Railway facilities and other buildings were hit during the barrage that sent at least one person to the hospital, according to reports.

The missile attack “came days after the United States announced plans to deliver $700 million of security assistance for Ukraine,” the Associated Press reported.

“Those weapons include four precision-guided, medium-range rocket systems, as well as helicopters, Javelin anti-tank weapon systems, radars, tactical vehicles and more,” it added.

The strikes also came after more than a month of peace in the Ukrainian capital which led to the U.S. and other nations returning embassy staff to Kyiv.

“Before Sunday’s early morning attack, Kyiv had not faced any such Russian airstrikes since the April 28 visit of U.N. Secretary-General António Guterres,” the AP reported. “The attack triggered air-raid alarms and showed that Russia still had the capability and willingness to hit at Ukraine’s heart, despite refocusing its efforts to capture Ukrainian territory in the east.”

The State Department announced last month that it had raised the American flag at the U.S. Embassy in Kyiv after moving operations three months earlier.
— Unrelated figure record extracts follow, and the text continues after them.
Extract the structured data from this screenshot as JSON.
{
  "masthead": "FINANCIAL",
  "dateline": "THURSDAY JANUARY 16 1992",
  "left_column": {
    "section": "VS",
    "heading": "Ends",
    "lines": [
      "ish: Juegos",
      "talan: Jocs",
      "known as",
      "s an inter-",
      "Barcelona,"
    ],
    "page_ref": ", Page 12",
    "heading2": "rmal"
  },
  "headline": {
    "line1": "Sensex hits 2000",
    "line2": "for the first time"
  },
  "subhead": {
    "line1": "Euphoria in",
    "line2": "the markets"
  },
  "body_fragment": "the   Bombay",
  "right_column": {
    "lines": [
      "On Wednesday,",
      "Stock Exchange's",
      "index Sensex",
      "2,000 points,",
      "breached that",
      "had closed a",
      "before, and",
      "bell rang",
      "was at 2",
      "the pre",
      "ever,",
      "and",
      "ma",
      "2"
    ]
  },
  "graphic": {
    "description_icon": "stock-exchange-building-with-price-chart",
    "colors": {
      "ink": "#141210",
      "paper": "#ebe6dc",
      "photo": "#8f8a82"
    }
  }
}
“Today we are officially resuming operations at the U.S. Embassy in Kyiv. The Ukrainian people, with our security assistance, have defended their homeland in the face of Russia’s unconscionable invasion, and, as a result, the Stars and Stripes are flying over the Embassy once again,” Secretary of State Antony Blinken said in a statement.

“We stand proudly with, and continue to support, the government and people of Ukraine as they defend their country from the Kremlin’s brutal war of aggression,” he added. The new missile strikes could cause safety concerns for U.S. Embassy staff and workers of other embassies in Kyiv.
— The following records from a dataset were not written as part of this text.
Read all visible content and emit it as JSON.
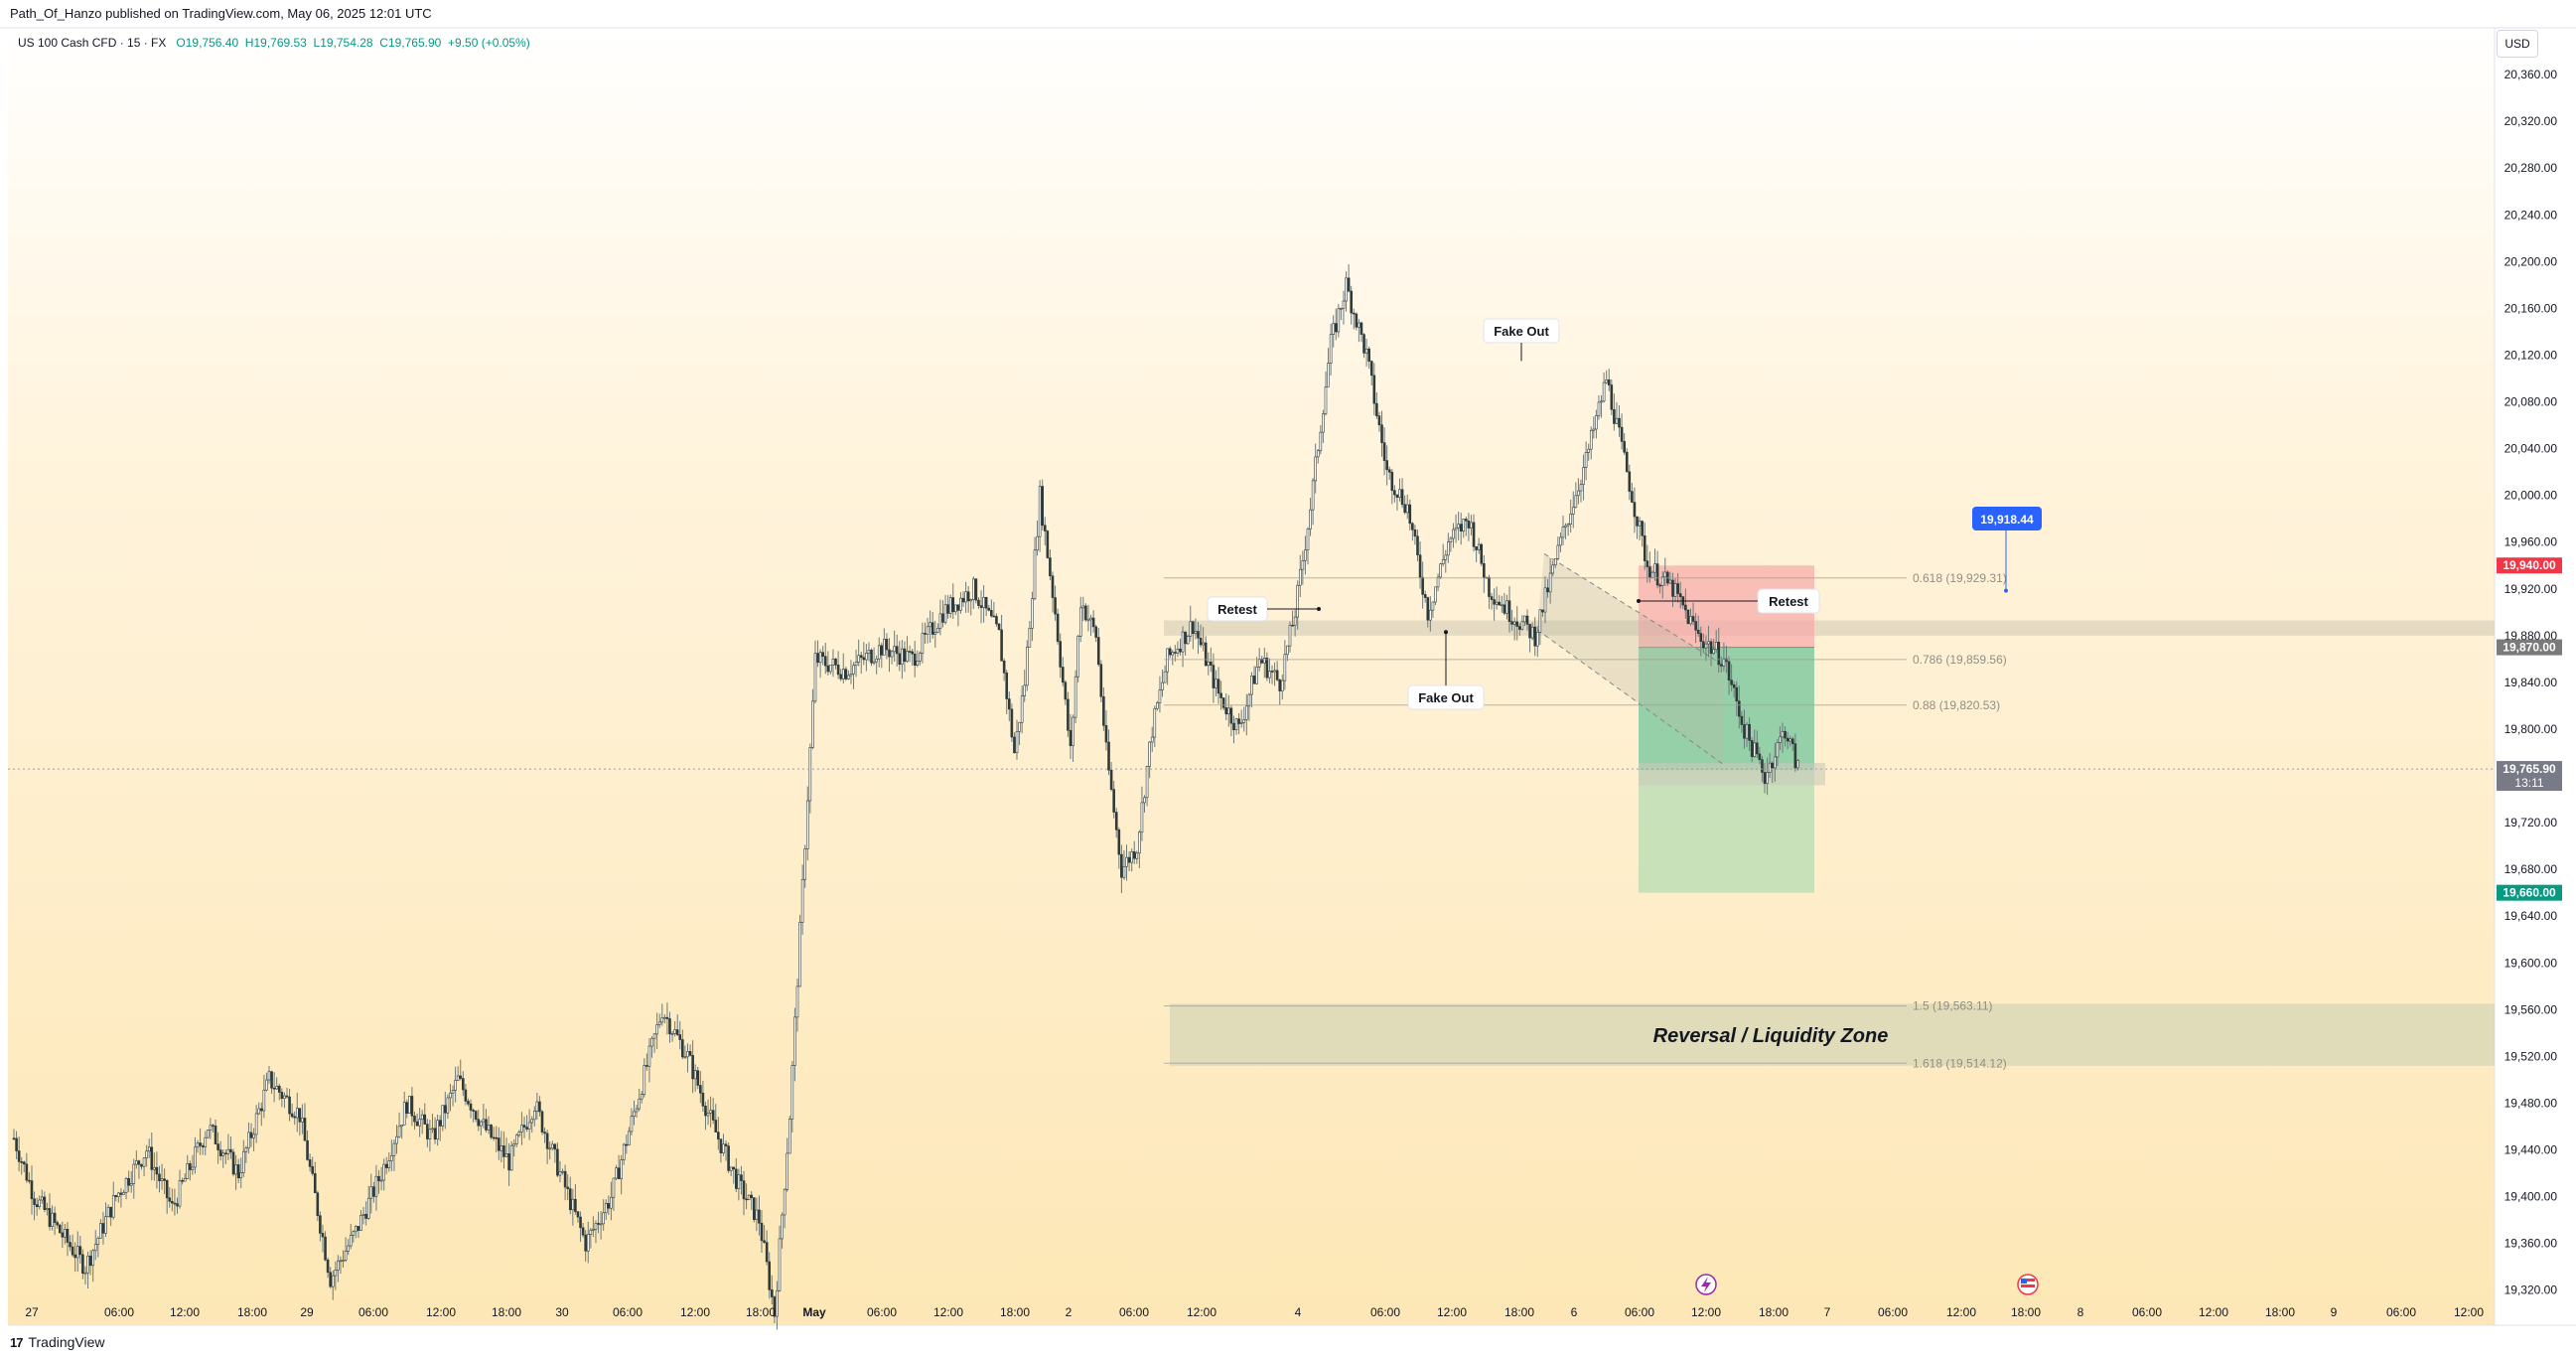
{
  "header": {
    "published_by": "Path_Of_Hanzo published on TradingView.com, May 06, 2025 12:01 UTC",
    "symbol": "US 100 Cash CFD · 15 · FX",
    "open": "O19,756.40",
    "high": "H19,769.53",
    "low": "L19,754.28",
    "close": "C19,765.90",
    "change": "+9.50 (+0.05%)"
  },
  "currency_button": "USD",
  "footer": {
    "brand": "TradingView",
    "brand_mark": "17"
  },
  "colors": {
    "up": "#089981",
    "down": "#f23645",
    "candle": "#2e3b3a",
    "wick": "#6d7a79",
    "blue_badge": "#2962ff"
  },
  "chart_data": {
    "type": "candlestick",
    "title": "US 100 Cash CFD · 15 · FX",
    "ylabel": "USD",
    "ylim": [
      19290,
      20400
    ],
    "y_ticks": [
      "20,360.00",
      "20,320.00",
      "20,280.00",
      "20,240.00",
      "20,200.00",
      "20,160.00",
      "20,120.00",
      "20,080.00",
      "20,040.00",
      "20,000.00",
      "19,960.00",
      "19,920.00",
      "19,880.00",
      "19,840.00",
      "19,800.00",
      "19,760.00",
      "19,720.00",
      "19,680.00",
      "19,640.00",
      "19,600.00",
      "19,560.00",
      "19,520.00",
      "19,480.00",
      "19,440.00",
      "19,400.00",
      "19,360.00",
      "19,320.00"
    ],
    "y_tick_values": [
      20360,
      20320,
      20280,
      20240,
      20200,
      20160,
      20120,
      20080,
      20040,
      20000,
      19960,
      19920,
      19880,
      19840,
      19800,
      19760,
      19720,
      19680,
      19640,
      19600,
      19560,
      19520,
      19480,
      19440,
      19400,
      19360,
      19320
    ],
    "x_ticks": [
      "27",
      "06:00",
      "12:00",
      "18:00",
      "29",
      "06:00",
      "12:00",
      "18:00",
      "30",
      "06:00",
      "12:00",
      "18:00",
      "May",
      "06:00",
      "12:00",
      "18:00",
      "2",
      "06:00",
      "12:00",
      "4",
      "06:00",
      "12:00",
      "18:00",
      "6",
      "06:00",
      "12:00",
      "18:00",
      "7",
      "06:00",
      "12:00",
      "18:00",
      "8",
      "06:00",
      "12:00",
      "18:00",
      "9",
      "06:00",
      "12:00"
    ],
    "bold_x_ticks": [
      "May"
    ],
    "price_path": [
      [
        0,
        19450
      ],
      [
        8,
        19400
      ],
      [
        18,
        19370
      ],
      [
        28,
        19340
      ],
      [
        40,
        19400
      ],
      [
        52,
        19440
      ],
      [
        62,
        19390
      ],
      [
        76,
        19460
      ],
      [
        88,
        19420
      ],
      [
        100,
        19500
      ],
      [
        112,
        19470
      ],
      [
        124,
        19330
      ],
      [
        134,
        19370
      ],
      [
        144,
        19420
      ],
      [
        154,
        19480
      ],
      [
        164,
        19450
      ],
      [
        174,
        19500
      ],
      [
        184,
        19460
      ],
      [
        194,
        19430
      ],
      [
        204,
        19480
      ],
      [
        214,
        19420
      ],
      [
        224,
        19360
      ],
      [
        234,
        19400
      ],
      [
        244,
        19480
      ],
      [
        254,
        19560
      ],
      [
        264,
        19520
      ],
      [
        274,
        19460
      ],
      [
        284,
        19410
      ],
      [
        292,
        19380
      ],
      [
        298,
        19300
      ],
      [
        304,
        19470
      ],
      [
        314,
        19860
      ],
      [
        326,
        19850
      ],
      [
        340,
        19870
      ],
      [
        352,
        19860
      ],
      [
        364,
        19900
      ],
      [
        376,
        19920
      ],
      [
        386,
        19880
      ],
      [
        392,
        19780
      ],
      [
        396,
        19840
      ],
      [
        402,
        20000
      ],
      [
        408,
        19900
      ],
      [
        414,
        19780
      ],
      [
        418,
        19910
      ],
      [
        424,
        19880
      ],
      [
        428,
        19780
      ],
      [
        434,
        19680
      ],
      [
        440,
        19700
      ],
      [
        446,
        19800
      ],
      [
        452,
        19860
      ],
      [
        462,
        19890
      ],
      [
        472,
        19830
      ],
      [
        480,
        19800
      ],
      [
        488,
        19860
      ],
      [
        496,
        19840
      ],
      [
        502,
        19900
      ],
      [
        508,
        19990
      ],
      [
        516,
        20130
      ],
      [
        522,
        20180
      ],
      [
        530,
        20120
      ],
      [
        538,
        20020
      ],
      [
        546,
        19990
      ],
      [
        554,
        19900
      ],
      [
        562,
        19960
      ],
      [
        570,
        19980
      ],
      [
        578,
        19920
      ],
      [
        586,
        19900
      ],
      [
        596,
        19880
      ],
      [
        606,
        19960
      ],
      [
        616,
        20030
      ],
      [
        624,
        20100
      ],
      [
        632,
        20020
      ],
      [
        640,
        19940
      ],
      [
        650,
        19920
      ],
      [
        660,
        19880
      ],
      [
        670,
        19860
      ],
      [
        678,
        19800
      ],
      [
        686,
        19760
      ],
      [
        694,
        19800
      ],
      [
        700,
        19760
      ]
    ],
    "current_price": "19,765.90",
    "countdown": "13:11",
    "stop_loss": "19,940.00",
    "entry": "19,870.00",
    "take_profit": "19,660.00",
    "badge_price": "19,918.44",
    "fib_levels": [
      {
        "label": "0.618 (19,929.31)",
        "value": 19929.31
      },
      {
        "label": "0.786 (19,859.56)",
        "value": 19859.56
      },
      {
        "label": "0.88 (19,820.53)",
        "value": 19820.53
      },
      {
        "label": "1.5 (19,563.11)",
        "value": 19563.11
      },
      {
        "label": "1.618 (19,514.12)",
        "value": 19514.12
      }
    ],
    "annotations": {
      "fake_out_top": "Fake Out",
      "fake_out_bottom": "Fake Out",
      "retest_left": "Retest",
      "retest_right": "Retest",
      "zone": "Reversal / Liquidity Zone"
    }
  }
}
The missile strikes on the Ukrainian capital also followed a Russian official who threatened nuclear war against the U.S. for providing support to Ukraine, claiming that four of Russia’s new intercontinental ballistic missiles (ICBM) could decimate both of America’s coasts.
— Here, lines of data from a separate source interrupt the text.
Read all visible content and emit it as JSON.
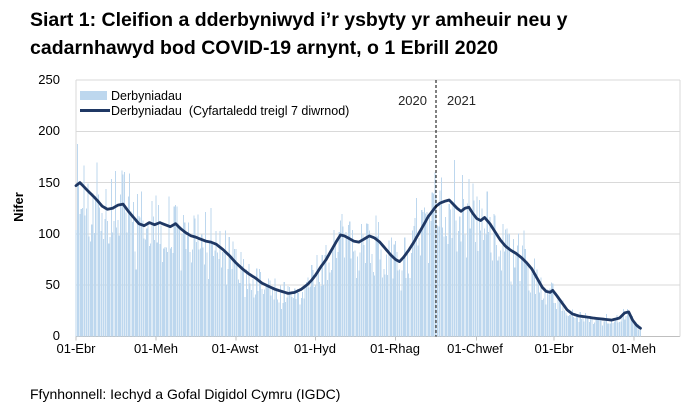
{
  "title": {
    "line1": "Siart 1: Cleifion a dderbyniwyd i’r ysbyty yr amheuir neu y",
    "line2": "cadarnhawyd bod COVID-19 arnynt, o 1 Ebrill 2020",
    "full": "Siart 1: Cleifion a dderbyniwyd i’r ysbyty yr amheuir neu y cadarnhawyd bod COVID-19 arnynt, o 1 Ebrill 2020"
  },
  "source_text": "Ffynhonnell: Iechyd a Gofal Digidol Cymru (IGDC)",
  "chart_data": {
    "type": "bar",
    "subtype": "daily bars + 7-day rolling average line",
    "title": "Siart 1: Cleifion a dderbyniwyd i’r ysbyty yr amheuir neu y cadarnhawyd bod COVID-19 arnynt, o 1 Ebrill 2020",
    "xlabel": "",
    "ylabel": "Nifer",
    "ylim": [
      0,
      250
    ],
    "y_ticks": [
      0,
      50,
      100,
      150,
      200,
      250
    ],
    "x_ticks": [
      "01-Ebr",
      "01-Meh",
      "01-Awst",
      "01-Hyd",
      "01-Rhag",
      "01-Chwef",
      "01-Ebr",
      "01-Meh"
    ],
    "x_tick_day_offsets": [
      0,
      61,
      122,
      183,
      244,
      306,
      365,
      426
    ],
    "x_start_label": "1 Ebrill 2020",
    "grid": true,
    "legend_position": "top-left-inside",
    "legend": {
      "bars_label": "Derbyniadau",
      "line_label": "Derbyniadau  (Cyfartaledd treigl 7 diwrnod)"
    },
    "year_labels": {
      "left_of_divider": "2020",
      "right_of_divider": "2021"
    },
    "year_divider_day": 275,
    "total_days": 432,
    "series": [
      {
        "name": "Derbyniadau (Cyfartaledd treigl 7 diwrnod)",
        "type": "line",
        "anchors_day_value": [
          [
            0,
            147
          ],
          [
            3,
            150
          ],
          [
            6,
            146
          ],
          [
            9,
            142
          ],
          [
            13,
            137
          ],
          [
            16,
            133
          ],
          [
            20,
            127
          ],
          [
            24,
            124
          ],
          [
            28,
            125
          ],
          [
            32,
            128
          ],
          [
            36,
            129
          ],
          [
            40,
            122
          ],
          [
            44,
            116
          ],
          [
            48,
            110
          ],
          [
            52,
            108
          ],
          [
            56,
            111
          ],
          [
            60,
            109
          ],
          [
            64,
            111
          ],
          [
            68,
            109
          ],
          [
            72,
            107
          ],
          [
            76,
            110
          ],
          [
            80,
            105
          ],
          [
            84,
            101
          ],
          [
            88,
            98
          ],
          [
            91,
            97
          ],
          [
            95,
            95
          ],
          [
            99,
            93
          ],
          [
            103,
            92
          ],
          [
            107,
            90
          ],
          [
            112,
            85
          ],
          [
            117,
            79
          ],
          [
            122,
            72
          ],
          [
            127,
            66
          ],
          [
            132,
            61
          ],
          [
            137,
            57
          ],
          [
            142,
            52
          ],
          [
            147,
            49
          ],
          [
            152,
            46
          ],
          [
            157,
            44
          ],
          [
            162,
            42
          ],
          [
            167,
            43
          ],
          [
            172,
            46
          ],
          [
            177,
            51
          ],
          [
            180,
            55
          ],
          [
            183,
            60
          ],
          [
            187,
            68
          ],
          [
            191,
            75
          ],
          [
            195,
            84
          ],
          [
            199,
            93
          ],
          [
            202,
            99
          ],
          [
            205,
            98
          ],
          [
            208,
            96
          ],
          [
            212,
            93
          ],
          [
            216,
            92
          ],
          [
            220,
            95
          ],
          [
            224,
            98
          ],
          [
            228,
            96
          ],
          [
            232,
            92
          ],
          [
            236,
            86
          ],
          [
            240,
            80
          ],
          [
            244,
            75
          ],
          [
            247,
            73
          ],
          [
            250,
            77
          ],
          [
            254,
            84
          ],
          [
            258,
            92
          ],
          [
            262,
            101
          ],
          [
            266,
            110
          ],
          [
            269,
            117
          ],
          [
            272,
            122
          ],
          [
            275,
            127
          ],
          [
            278,
            130
          ],
          [
            282,
            132
          ],
          [
            285,
            133
          ],
          [
            288,
            129
          ],
          [
            291,
            125
          ],
          [
            294,
            122
          ],
          [
            297,
            125
          ],
          [
            300,
            126
          ],
          [
            303,
            120
          ],
          [
            306,
            115
          ],
          [
            309,
            113
          ],
          [
            312,
            116
          ],
          [
            316,
            110
          ],
          [
            320,
            102
          ],
          [
            324,
            94
          ],
          [
            328,
            88
          ],
          [
            332,
            84
          ],
          [
            336,
            81
          ],
          [
            340,
            77
          ],
          [
            344,
            72
          ],
          [
            348,
            66
          ],
          [
            352,
            57
          ],
          [
            356,
            48
          ],
          [
            359,
            44
          ],
          [
            362,
            43
          ],
          [
            364,
            45
          ],
          [
            367,
            40
          ],
          [
            371,
            33
          ],
          [
            375,
            26
          ],
          [
            379,
            22
          ],
          [
            384,
            20
          ],
          [
            390,
            19
          ],
          [
            395,
            18
          ],
          [
            402,
            17
          ],
          [
            409,
            16
          ],
          [
            415,
            18
          ],
          [
            419,
            23
          ],
          [
            422,
            24
          ],
          [
            425,
            16
          ],
          [
            428,
            11
          ],
          [
            431,
            8
          ]
        ]
      },
      {
        "name": "Derbyniadau",
        "type": "bar",
        "derivation": "daily = avg7(day) * noise_factor",
        "noise": {
          "seed": 7,
          "base": 0.7,
          "span": 0.58,
          "weekend_factor": 0.82,
          "spike_p": 0.92,
          "spike_add": 0.18,
          "clamp": [
            0.5,
            1.4
          ]
        }
      }
    ],
    "colors": {
      "bar": "#bdd7ee",
      "line": "#1f3864",
      "grid": "#d9d9d9",
      "axis": "#bfbfbf",
      "divider": "#000000"
    }
  }
}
“I will tell you absolutely competently that to destroy the entire the East Coast of the United States, two Sarmat missiles are needed,” Alexei Zhuravlev, a member of Russia’s parliament, told Russian state television.

“And the same goes for the West Coast,” he added. “Four missiles, and there will be nothing left.”

The threats came after President Joe Biden shared during an op-ed published in The New York Times on Tuesday that the U.S. will provide advanced rocket systems and munitions to Ukraine.

According to the report, “the American High Mobility Artillery Rocket System, or HIMARS, which is a weapon capable of firing satellite-guided rockets that carry roughly the same explosive power as a 500-pound bomb dropped from the air.”

In addition, “The system can strike targets up to 48 miles away,” a senior administration official told reporters Tuesday evening.